In light of Lucas and Speilberg predicting Hollywood’s implosions, I got a little opinion or two about the whole thing. A discussion heard a million times over and said more poignantly by those much smarter than me, but like to hear it? Hear it goes…
I consider myself a cinefile, but I don’t frequent the cinema. At least not as much as I used to. Nowadays the only time my butt gets to the theater is when it’s worth it to go; when it’s a big blockbuster like The Avengers, Star Trek Into Darkness or Man of Steel. As much as I enjoy the little films, I can’t be inconvenienced to go to a noisy, sticky, smelly, uncomfortable theater (its either those seats are getting smaller and smaller, or I’m getting fatter and fatter). I can’t spend $12.50 + tax and the rest of my weeks pay check on drink and snacks. I’d rather wait for the average (though often good) movie to come out on BluRay, Netflix, or VOD (which may be the biggest threat to the movie experience and the greatest boon to couch clutchers like myself) and cozy up in my leather recliner and watch it on my flatty with my sound system.
I know I’m not alone. I think the majority of the populace feels the same way I do. We live in the noughties, where staying in can be, or often is, a better experience than going to the average cineplex. Unless, of course, it’s IMAX, or the Alamo Drafthouse. We’re too goddamn cozy/cheap to spare our comfort, and money to go to the movies anymore. It’s not worth it.
Does Hollywood recognize this? Do they care? Well, yeah, they do. Question is, how do they respond? Or, rather, how can they respond? The state of the industry is clear… it’s go big or go home. Even if movies tickets and concessions were cheap, it’s still not enough to put asses in seats. Not when the benefit of modern home viewing weighs down the decision of cinema attendance. It’s not a unique enough experience anymore. Blockbusters are, for the time being, where the big bucks are at. Flicks that people will suffer through the theater going experience for, simply because it’s enough of a reason to go. Tent-pole films that – regardless of quality – (*cough* Fast and the Furious *cough* ) launch/re-launch sequels and franchises.

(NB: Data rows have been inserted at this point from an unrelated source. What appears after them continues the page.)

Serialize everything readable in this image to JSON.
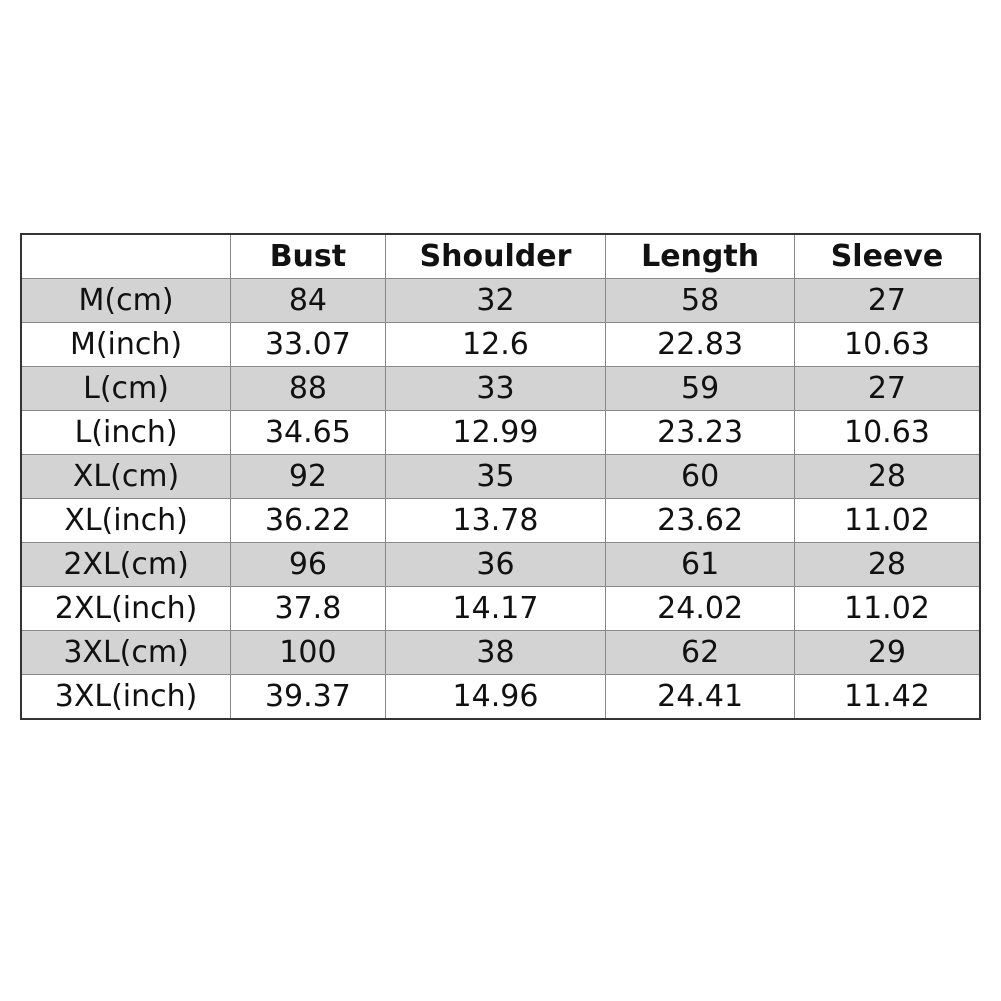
{
  "table": {
    "headers": [
      "",
      "Bust",
      "Shoulder",
      "Length",
      "Sleeve"
    ],
    "rows": [
      [
        "M(cm)",
        "84",
        "32",
        "58",
        "27"
      ],
      [
        "M(inch)",
        "33.07",
        "12.6",
        "22.83",
        "10.63"
      ],
      [
        "L(cm)",
        "88",
        "33",
        "59",
        "27"
      ],
      [
        "L(inch)",
        "34.65",
        "12.99",
        "23.23",
        "10.63"
      ],
      [
        "XL(cm)",
        "92",
        "35",
        "60",
        "28"
      ],
      [
        "XL(inch)",
        "36.22",
        "13.78",
        "23.62",
        "11.02"
      ],
      [
        "2XL(cm)",
        "96",
        "36",
        "61",
        "28"
      ],
      [
        "2XL(inch)",
        "37.8",
        "14.17",
        "24.02",
        "11.02"
      ],
      [
        "3XL(cm)",
        "100",
        "38",
        "62",
        "29"
      ],
      [
        "3XL(inch)",
        "39.37",
        "14.96",
        "24.41",
        "11.42"
      ]
    ],
    "shade_color": "#d3d3d3"
  }
}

Is a “bleed it dry” framework financially viable and a good business model? Can the system sustain itself off a few big movies a year? Well, I’m no economist, but I agree with Spielberg and Lucas, I think the bubble is close to bursting. I don’t agree, however, with their being a shift in paradigm, where big movies will cost 3 times as much to see as the not so big ones. American’s wallets are tapped as it is, ain’t nobody gonna spend $25 to see Iron Man.
Movies were the greatest weekend leisure available to a great many of us, a nice, inexpensive way for a family to escape for a few hours back when it was affordable and offered an experience that you couldn’t get at home. In this economy and under these circumstances, though, not many movies are culturally supercharged enough to draw us into the theater and the solution to that may just be for Hollywood to work harder at giving me an experience I’m willing to pay for and not just re-package an old one or price me out the door completely.